Vers une crise imminente de la dette ?
C’est bizarre. Regardez ce graphique récemment publié par le Wall Street Journal :
Pourquoi le gouvernement américain émet-il des bons du Trésor d’urgence alors que le discours officiel est que tout va bien ? Et pourquoi le Wall Street Journal reconnaît-il qu’il se passe quelque chose d’extrêmement étrange… et que cela pourrait mal se terminer ?
“La croissance rapide des marchés, des actions de la tech aux obligations hypothécaires, s’est mal terminée par le passé. Beaucoup de gens considèrent les bons du Trésor comme les titres les plus sûrs et les plus faciles à négocier à Wall Street, et ils craignent que toute instabilité ne se propage rapidement.
Ils sous-estiment la situation. Lorsqu’ils parlent de « mauvaise fin », ils parlent de crise.

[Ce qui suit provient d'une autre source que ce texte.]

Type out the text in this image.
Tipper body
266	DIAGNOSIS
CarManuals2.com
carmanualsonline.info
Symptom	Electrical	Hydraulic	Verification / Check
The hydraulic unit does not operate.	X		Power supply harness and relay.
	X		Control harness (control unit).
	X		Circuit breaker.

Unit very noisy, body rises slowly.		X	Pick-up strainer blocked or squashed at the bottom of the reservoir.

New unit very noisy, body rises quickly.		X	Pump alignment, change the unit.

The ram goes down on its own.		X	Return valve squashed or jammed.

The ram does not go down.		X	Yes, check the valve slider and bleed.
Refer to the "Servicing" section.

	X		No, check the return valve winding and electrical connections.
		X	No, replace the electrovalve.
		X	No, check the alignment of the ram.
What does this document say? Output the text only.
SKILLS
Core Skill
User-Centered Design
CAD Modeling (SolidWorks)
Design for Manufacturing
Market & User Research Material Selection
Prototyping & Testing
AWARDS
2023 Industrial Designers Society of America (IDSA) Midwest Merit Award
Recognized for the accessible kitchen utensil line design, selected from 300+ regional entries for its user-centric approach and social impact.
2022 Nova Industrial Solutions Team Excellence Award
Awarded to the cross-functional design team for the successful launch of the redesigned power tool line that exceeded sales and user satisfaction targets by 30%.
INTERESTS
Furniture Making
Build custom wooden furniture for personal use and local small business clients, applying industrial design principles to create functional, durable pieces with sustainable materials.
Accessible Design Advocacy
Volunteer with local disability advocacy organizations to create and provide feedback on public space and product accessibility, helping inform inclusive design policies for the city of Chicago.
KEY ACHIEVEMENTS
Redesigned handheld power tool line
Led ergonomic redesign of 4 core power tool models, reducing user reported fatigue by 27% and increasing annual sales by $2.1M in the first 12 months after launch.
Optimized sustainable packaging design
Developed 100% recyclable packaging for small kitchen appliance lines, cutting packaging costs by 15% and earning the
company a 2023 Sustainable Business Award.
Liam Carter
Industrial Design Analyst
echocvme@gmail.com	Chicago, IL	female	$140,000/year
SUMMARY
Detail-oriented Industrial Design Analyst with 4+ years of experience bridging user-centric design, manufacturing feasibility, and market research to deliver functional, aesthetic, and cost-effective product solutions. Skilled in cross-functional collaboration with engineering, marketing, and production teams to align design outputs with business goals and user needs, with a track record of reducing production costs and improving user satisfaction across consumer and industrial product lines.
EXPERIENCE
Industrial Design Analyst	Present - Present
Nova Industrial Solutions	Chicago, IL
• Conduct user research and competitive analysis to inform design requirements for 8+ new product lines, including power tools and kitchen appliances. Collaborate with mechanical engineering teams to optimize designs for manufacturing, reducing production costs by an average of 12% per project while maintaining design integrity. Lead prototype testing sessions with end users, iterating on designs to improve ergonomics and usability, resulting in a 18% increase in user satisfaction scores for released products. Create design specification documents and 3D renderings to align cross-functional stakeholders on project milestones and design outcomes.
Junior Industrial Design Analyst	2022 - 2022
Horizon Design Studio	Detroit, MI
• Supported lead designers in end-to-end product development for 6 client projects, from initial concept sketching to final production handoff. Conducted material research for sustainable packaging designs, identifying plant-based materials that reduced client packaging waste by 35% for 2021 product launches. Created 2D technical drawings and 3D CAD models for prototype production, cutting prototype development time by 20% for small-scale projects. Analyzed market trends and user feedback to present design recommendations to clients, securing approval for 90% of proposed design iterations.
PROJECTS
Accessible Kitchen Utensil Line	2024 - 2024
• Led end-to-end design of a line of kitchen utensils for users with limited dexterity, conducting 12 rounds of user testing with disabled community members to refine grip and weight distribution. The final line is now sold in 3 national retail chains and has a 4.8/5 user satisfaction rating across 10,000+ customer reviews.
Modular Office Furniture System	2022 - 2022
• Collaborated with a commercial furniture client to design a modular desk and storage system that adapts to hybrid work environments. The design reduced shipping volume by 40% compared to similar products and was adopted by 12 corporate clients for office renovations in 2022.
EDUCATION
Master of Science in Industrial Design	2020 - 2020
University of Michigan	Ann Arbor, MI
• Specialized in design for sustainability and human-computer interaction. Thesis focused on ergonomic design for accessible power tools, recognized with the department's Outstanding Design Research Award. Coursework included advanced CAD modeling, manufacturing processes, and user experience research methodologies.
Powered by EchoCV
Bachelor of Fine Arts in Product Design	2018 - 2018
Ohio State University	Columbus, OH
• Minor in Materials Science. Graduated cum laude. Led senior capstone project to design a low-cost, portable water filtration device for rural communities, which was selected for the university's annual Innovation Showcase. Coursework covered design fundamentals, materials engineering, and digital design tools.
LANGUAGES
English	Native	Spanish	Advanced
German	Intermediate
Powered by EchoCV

- 2000, c’est le krach de la bulle internet
- 2008, la crise financière
- 202X est la crise de la dette souveraine
De plus, le WSJ reconnaît également que (a) il y a un risque dans le supposé « actif sans risque », que (b) l’instabilité du marché des bons du Trésor est non seulement possible, mais qu’elle pourrait se propager, et que (c) « beaucoup » s’inquiètent à ce sujet.
Tout cela est évident depuis un certain temps. Mais maintenant que le WSJ (et BlackRock !) commence à admettre que la dette est hors de contrôle et que « l’actif le plus sûr du monde » pourrait en fait devenir l’actif le plus risqué du monde.
11 septembre, crise de 2008, covid
Le fait est que j’hésite à accepter certains de ces parallèles. Quel est le bon précédent pour ce qui se prépare ? On peut utiliser la progression de la crise financière de 2000, 2008 et 202X, comme l’a fait implicitement le WSJ. Mais on peut aussi placer les événements de 2001, 2008 et 2020 dans une progression de crise différente, comme l’a fait l’économiste Summers :
“La crise du COVID-19 est le troisième choc majeur subi par le système mondial au XXIe siècle, après les attaques terroristes de 2001 et la crise financière de 2008”.
Crise civilisationnelle
Notons tout d’abord que les années 2001, 2008 et 2020 ont toutes été précédées d’un événement annonciateur.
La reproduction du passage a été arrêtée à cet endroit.